Pension Board OKs Davis Plan on Pay Hikes

Instead of giving raises, the state will cover workers' retirement fund contribution.

September 18, 2003|Evan Halper | Times Staff Writer

SACRAMENTO — A plan by the administration of Gov. Gray Davis to essentially borrow $200 million from the state's pension fund so government employees can keep pay hikes amid the budget crisis was approved by the board of the California Public Employees Retirement System on Wednesday.

The board agreed to a proposal under which the majority of unionized state employees will not have to make their annual retirement fund contribution this year -- effectively replacing a 5% raise that they had previously agreed to defer. The state instead will make the pension contribution for them, but over 15 years, through principal and interest payments that will not begin until 2005.

Republican lawmakers and taxpayer groups have charged that the deals prove that Davis is pandering to the unions as he courts their support in fighting the election that threatens to recall him from office. Other critics of the deals, such as state Treasurer Phil Angelides, have said that the state has already pushed too many budget costs into the future, and should not borrow to grant pay raises for state workers.

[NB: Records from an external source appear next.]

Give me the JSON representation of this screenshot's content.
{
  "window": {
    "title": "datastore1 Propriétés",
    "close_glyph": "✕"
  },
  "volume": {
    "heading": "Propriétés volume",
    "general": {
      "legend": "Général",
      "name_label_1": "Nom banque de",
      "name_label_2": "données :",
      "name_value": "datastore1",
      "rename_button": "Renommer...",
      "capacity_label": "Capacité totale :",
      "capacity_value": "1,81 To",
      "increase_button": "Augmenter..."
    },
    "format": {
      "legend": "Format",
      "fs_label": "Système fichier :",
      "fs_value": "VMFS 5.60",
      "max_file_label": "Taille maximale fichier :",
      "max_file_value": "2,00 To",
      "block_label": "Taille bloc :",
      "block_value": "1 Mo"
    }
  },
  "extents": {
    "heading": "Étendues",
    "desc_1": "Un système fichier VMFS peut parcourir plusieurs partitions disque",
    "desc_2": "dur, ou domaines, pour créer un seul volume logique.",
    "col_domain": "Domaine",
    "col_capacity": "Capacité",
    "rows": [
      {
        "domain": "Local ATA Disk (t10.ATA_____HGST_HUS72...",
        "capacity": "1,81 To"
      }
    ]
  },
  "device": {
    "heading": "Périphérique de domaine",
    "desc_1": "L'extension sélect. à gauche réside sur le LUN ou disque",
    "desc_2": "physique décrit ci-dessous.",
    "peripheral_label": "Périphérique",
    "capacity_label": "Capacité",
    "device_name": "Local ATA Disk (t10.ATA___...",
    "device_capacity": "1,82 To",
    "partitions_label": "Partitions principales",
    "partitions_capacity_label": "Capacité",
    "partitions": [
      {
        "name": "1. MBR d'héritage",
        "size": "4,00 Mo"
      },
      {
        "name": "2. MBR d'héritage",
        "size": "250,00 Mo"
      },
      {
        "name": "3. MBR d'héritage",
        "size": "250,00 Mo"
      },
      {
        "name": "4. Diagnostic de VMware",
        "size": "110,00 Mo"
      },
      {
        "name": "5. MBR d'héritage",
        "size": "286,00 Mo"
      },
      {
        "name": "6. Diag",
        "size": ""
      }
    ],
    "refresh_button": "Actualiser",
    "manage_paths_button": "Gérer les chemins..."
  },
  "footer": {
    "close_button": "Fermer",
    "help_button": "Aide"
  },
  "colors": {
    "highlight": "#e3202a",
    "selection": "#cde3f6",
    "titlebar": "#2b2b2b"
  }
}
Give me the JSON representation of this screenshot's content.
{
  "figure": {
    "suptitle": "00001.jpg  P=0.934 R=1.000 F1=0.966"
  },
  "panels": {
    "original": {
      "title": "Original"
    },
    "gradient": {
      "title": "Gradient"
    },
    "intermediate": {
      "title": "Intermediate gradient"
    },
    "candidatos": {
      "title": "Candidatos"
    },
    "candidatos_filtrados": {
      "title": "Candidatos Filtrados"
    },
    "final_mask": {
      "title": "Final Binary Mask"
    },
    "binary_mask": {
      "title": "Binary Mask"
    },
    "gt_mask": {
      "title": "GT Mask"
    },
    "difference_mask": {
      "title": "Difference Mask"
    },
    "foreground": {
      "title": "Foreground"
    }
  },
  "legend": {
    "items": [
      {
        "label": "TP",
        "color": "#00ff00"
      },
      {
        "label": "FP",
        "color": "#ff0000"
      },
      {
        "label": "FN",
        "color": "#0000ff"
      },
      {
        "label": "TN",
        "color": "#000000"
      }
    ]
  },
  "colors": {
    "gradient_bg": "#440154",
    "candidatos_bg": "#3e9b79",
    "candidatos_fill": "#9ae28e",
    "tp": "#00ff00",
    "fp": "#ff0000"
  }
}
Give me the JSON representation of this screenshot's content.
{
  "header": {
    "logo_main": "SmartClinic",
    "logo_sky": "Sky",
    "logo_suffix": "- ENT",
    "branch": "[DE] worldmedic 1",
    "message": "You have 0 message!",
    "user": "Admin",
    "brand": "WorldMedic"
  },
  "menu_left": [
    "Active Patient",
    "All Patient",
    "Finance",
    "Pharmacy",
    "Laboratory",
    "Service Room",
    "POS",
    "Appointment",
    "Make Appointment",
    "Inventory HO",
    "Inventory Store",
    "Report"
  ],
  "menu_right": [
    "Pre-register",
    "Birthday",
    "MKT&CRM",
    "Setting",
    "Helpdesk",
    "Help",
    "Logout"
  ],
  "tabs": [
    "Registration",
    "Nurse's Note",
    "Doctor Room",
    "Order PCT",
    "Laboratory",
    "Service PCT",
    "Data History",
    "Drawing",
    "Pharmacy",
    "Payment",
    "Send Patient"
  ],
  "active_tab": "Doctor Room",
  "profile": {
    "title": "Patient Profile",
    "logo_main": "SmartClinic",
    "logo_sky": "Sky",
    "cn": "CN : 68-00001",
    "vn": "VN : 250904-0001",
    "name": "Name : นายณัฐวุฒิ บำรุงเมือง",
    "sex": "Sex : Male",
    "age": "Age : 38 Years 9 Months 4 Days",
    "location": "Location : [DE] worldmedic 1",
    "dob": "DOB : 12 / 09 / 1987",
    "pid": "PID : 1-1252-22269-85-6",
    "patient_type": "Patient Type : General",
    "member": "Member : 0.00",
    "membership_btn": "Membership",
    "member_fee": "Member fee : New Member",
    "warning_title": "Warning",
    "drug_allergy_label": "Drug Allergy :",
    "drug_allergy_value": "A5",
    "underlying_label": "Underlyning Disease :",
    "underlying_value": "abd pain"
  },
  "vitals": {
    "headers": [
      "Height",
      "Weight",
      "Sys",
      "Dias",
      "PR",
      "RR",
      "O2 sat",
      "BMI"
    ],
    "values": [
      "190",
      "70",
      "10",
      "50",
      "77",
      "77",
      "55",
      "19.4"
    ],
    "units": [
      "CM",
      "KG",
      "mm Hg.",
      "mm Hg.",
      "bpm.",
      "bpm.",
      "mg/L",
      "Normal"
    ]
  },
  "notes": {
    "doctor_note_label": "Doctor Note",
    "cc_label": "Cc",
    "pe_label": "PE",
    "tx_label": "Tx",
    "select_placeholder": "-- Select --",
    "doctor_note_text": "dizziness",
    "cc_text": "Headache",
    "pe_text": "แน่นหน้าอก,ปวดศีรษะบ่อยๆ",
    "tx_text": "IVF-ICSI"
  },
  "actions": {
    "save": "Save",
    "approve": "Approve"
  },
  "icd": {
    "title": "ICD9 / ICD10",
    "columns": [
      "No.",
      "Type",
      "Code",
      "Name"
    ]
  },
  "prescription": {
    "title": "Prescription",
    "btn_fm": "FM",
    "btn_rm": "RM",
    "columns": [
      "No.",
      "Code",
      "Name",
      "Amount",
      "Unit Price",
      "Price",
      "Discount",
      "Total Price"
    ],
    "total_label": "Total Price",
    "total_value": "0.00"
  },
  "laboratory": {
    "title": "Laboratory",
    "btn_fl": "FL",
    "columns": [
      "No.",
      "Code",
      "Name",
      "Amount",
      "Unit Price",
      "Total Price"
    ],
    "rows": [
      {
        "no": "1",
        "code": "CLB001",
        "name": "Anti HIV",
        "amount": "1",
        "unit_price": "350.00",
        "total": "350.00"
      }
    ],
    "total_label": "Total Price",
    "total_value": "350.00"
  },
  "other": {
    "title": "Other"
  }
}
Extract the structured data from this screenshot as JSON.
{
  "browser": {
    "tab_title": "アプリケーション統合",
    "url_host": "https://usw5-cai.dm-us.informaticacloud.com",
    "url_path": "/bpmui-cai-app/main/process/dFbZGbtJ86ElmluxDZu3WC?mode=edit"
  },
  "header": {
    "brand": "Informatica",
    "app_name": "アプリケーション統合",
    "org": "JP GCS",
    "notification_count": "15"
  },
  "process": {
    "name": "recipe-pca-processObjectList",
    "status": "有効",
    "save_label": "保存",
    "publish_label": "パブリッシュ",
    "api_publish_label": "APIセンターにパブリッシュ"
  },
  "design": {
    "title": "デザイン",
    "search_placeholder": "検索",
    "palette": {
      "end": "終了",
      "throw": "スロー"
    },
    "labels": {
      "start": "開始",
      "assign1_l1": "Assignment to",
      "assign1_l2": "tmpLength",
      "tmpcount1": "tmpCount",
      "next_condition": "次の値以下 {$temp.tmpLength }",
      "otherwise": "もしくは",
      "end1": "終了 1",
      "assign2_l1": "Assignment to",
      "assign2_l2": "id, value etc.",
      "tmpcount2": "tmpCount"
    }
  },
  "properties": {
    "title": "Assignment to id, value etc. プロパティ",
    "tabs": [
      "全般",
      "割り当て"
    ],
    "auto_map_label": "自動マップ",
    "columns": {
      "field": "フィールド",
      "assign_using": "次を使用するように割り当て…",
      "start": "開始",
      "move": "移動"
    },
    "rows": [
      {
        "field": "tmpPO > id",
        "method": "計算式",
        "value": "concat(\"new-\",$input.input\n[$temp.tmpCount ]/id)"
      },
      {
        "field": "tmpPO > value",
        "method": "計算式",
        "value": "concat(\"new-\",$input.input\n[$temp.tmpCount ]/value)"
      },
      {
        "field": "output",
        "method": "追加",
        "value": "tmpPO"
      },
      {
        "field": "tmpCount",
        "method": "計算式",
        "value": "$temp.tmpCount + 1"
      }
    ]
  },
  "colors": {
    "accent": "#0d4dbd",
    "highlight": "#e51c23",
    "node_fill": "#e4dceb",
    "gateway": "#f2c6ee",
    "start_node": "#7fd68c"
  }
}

Angelides' delegate was the sole member of the 13-person CalPERS board to vote against the proposal, although three abstained.

"I could not in good conscience support the proposal," Angelides said. "It's a deferral of costs, which isn't really a savings. The current budget does too much of that already.... In essence, this would result in more borrowing."

Marty Morgenstern, the state's personnel director and a CalPERS board member, abstained from voting. The board representatives from local governments and the Cal State University system also abstained.

In presenting the proposal to the board, Morgenstern said that state employees lag local government workers in wages and that they have not had a raise in several years.

What state workers have been given in lieu of raises is the kind of relief from making payments to the pension fund that CalPERS again approved Wednesday. They have been getting de facto raises that way since 2001.

Morgenstern said the deal approved Wednesday actually will save the state $195 million because employees have agreed to postpone raises that they are owed this year. By not paying the raises, the state can use the money to pay down the budget deficit, he said. Yet the employees covered, who include 90,000 members of the California State Employees Assn., will not see their take-home pay reduced as a result of not having to make the pension contribution.

It is just a fraction of the $1.1 billion Davis must cut from the state payroll to keep this year's budget in balance. State officials have warned that thousands of state workers could still be laid off to save money. Wall Street analysts are skeptical, however, that Davis has the political will to follow through with layoffs, especially if the recall is delayed until March, as a panel of federal judges has ordered, pending further appeals.

Angelides suggested that the unions could have given a little more back to help the state with its budget problems.